Posts for tag: bacteria
Lately, in our practice, we have been singing the praises of using a water pik. While I still recommend flossing, I must admit that I floss less now since getting back to using a water pik regularly. It’s a whole new kind of clean. Through independent and university clinical research, studies show the benefits of using a water pik (sometimes called an oral irrigator or water flosser). Water piks improve gum health and reduce gingivitis by removing plaque and bacteria. They are able to clean between teeth and below the gum line where a toothbrush or floss may not. The pulsating flow of water is gentle on the gums and less likely to cause bleeding in people with sensitive gums that brushing and flossing sometimes do. Water piks are also great for people with limited dexterity.
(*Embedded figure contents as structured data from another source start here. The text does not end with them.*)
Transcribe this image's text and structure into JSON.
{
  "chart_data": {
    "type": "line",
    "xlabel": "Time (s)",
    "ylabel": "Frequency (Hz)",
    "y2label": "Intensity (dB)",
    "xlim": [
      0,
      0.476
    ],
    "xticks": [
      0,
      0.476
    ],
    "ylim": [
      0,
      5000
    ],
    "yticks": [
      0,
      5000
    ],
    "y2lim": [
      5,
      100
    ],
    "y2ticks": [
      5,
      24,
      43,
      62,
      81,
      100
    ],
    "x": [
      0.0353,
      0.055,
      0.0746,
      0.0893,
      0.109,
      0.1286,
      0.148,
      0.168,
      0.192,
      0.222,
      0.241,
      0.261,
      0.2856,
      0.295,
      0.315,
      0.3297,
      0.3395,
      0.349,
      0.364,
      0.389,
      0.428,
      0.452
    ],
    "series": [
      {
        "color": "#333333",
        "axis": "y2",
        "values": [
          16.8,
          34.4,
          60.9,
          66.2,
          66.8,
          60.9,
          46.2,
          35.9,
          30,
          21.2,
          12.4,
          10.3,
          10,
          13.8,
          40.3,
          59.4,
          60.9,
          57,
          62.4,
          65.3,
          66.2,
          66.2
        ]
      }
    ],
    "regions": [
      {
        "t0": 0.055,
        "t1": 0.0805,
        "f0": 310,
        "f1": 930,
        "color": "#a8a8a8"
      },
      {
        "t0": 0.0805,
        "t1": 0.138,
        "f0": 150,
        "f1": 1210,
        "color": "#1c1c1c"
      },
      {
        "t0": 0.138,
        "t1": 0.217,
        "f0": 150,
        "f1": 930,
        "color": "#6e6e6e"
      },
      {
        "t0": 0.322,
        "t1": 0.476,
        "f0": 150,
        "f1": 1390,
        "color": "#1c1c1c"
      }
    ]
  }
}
Often when patients hate to floss or find it uncomfortable for sensitive teeth and gums, their oral health is negatively affected. Using a water pik is a reasonable and effective alternative or addition to the regimen. People who suffer from periodontal disease and those undergoing orthodontic treatment find the water pick’s small bursts of water helpful in dislodging food particles and bacteria. I recommend using a water pik to my patients with implants as well. It also massages and increases blood flow to the gums. Water piks are a great tool for reducing discomfort while effectively cleaning the teeth and gums.
There are both home and portable versions available. Home versions use electrical outlets and portables operate on batteries. They can sometimes spray unwanted water around the counter and mirror if you aren’t careful, which is why I like to just take my portable along in the shower. Both home and portable versions offer a pulsating stream of water, but some allow you to adjust the pressure settings, which we recommend especially for sensitive teeth and gums. Our favorite water pik is a portable one that several of us in our practice have been using and really like, The Waterpik Cordless Advanced Water Flosser. And, for the record, I do not get any affiliate credit for recommending. You can find it on Amazon and Best Buy. If you have questions about this or any other water pick, please ask Dr. Ellison.
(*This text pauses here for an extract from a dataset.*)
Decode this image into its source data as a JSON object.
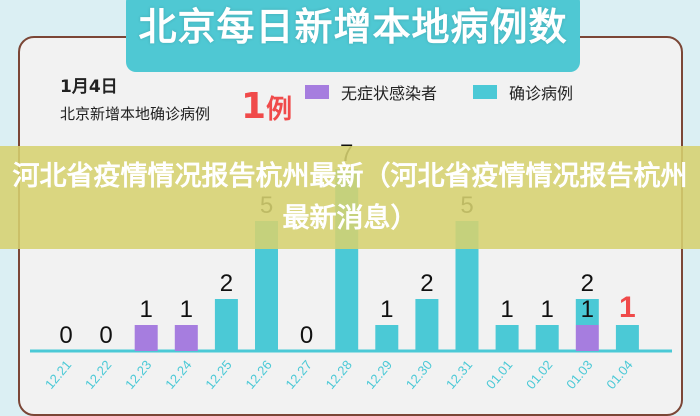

For as long as I can recall I have been flossing, albeit more regularly at some times than at others. I used floss occasionally before going to dental school and more intentionally afterwards. I maintain and stress to my patients that flossing teeth does, in fact, matter. I know some people who only floss when they feel a bit of food stuck in between their teeth. I like to refer to this practice as “flossing for cause”. Certainly some is better than none at all so, even if you are not flossing after brushing at bedtime each night, try for a few times per week.
Recent news reports have indicated that, after decades of recommending daily flossing, the federal government (Depts of Agriculture and Health and Human Services) has changed the dietary guidelines for Americans to no longer include any mention of flossing. This is apparently due to the absence of randomized clinical trials showing its effectiveness.
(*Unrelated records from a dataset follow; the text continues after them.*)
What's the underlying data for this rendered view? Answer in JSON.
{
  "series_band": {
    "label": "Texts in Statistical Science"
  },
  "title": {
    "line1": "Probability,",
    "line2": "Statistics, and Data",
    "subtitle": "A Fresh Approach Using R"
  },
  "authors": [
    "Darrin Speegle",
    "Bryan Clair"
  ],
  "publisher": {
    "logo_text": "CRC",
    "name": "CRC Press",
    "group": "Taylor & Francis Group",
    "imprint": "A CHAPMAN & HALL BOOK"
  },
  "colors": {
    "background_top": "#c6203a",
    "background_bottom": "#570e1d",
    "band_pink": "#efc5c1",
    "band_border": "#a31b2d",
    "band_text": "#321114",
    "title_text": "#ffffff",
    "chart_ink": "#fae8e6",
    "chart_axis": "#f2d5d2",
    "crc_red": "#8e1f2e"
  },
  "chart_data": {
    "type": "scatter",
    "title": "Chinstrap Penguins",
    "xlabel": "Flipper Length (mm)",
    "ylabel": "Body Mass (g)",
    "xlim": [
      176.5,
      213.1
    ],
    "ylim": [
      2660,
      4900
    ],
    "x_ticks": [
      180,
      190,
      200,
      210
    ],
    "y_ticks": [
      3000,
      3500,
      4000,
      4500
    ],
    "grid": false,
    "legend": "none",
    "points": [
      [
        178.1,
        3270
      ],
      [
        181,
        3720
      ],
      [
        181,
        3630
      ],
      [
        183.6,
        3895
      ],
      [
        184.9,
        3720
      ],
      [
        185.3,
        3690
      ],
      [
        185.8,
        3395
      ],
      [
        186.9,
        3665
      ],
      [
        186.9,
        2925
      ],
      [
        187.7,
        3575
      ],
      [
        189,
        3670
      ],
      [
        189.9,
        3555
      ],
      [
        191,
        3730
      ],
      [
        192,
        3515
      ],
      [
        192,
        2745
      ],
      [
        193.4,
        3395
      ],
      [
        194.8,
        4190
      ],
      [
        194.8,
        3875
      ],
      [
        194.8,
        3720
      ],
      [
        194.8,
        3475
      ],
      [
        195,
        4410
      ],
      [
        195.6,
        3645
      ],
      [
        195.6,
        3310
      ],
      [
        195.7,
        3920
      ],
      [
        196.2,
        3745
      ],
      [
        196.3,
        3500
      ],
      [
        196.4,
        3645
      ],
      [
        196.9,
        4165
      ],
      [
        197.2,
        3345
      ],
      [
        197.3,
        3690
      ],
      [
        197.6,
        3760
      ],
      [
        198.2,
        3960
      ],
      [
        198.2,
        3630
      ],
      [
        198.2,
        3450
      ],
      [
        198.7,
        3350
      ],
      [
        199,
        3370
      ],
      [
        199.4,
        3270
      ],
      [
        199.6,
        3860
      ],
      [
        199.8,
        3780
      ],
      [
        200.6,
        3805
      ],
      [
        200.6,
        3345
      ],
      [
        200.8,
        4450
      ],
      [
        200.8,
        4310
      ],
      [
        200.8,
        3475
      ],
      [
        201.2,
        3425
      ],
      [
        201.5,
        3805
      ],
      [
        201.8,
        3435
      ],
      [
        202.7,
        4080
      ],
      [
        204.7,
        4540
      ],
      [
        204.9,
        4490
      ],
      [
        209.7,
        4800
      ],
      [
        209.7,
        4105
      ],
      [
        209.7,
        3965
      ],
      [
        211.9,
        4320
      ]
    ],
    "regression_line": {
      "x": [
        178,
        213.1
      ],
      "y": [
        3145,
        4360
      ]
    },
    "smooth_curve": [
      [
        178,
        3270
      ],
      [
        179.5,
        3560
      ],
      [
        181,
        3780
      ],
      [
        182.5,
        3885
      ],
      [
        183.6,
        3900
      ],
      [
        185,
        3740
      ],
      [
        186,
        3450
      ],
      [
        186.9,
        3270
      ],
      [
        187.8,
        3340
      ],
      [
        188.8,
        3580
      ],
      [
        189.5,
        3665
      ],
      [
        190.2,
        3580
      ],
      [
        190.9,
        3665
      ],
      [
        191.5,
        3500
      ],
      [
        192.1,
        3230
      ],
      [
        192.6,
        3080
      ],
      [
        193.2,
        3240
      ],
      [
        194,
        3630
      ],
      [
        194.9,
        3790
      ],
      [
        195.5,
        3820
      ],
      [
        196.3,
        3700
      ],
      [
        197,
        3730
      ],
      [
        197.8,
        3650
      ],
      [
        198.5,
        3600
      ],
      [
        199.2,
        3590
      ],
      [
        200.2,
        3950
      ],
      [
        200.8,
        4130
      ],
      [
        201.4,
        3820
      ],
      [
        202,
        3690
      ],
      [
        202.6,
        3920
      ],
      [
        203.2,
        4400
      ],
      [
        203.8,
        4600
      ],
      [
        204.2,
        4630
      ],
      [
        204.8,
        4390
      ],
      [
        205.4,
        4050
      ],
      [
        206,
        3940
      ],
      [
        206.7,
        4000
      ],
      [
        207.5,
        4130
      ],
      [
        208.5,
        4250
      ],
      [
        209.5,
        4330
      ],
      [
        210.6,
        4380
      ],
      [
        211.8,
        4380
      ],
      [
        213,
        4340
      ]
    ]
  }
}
Here’s the thing. Flossing removes trapped food particles and bacterial film that can form plaque on the tooth surface. Plaque can turn to tartar, which requires professional dental cleaning. While this may sound like an ideal plan for a dental practice, that cleaning can become more difficult (and possibly uncomfortable) with the tartar buildup and can cause gum tissue to become swollen, inflamed and even bleed. This is known as gingivitis, the early stage of gum disease. More slow to develop, but much more severe is periodontal disease. It can take anywhere from say five to twenty years to appear, but it’s a slow breakdown of the bone. Even in the absence of significant data (studies would require following a patient’s progress for years), I am not changing my view or my recommendation.
Flossing is imperative for cleaning hard-to-reach spots on teeth, thus reducing the chances of gum disease and tooth decay. Brushing alone cannot effectively clean in those tight spaces. Whether it is waxed or unwaxed, flavored or not, the choice is solely your preference and more importantly, which type you will be more likely to actually use.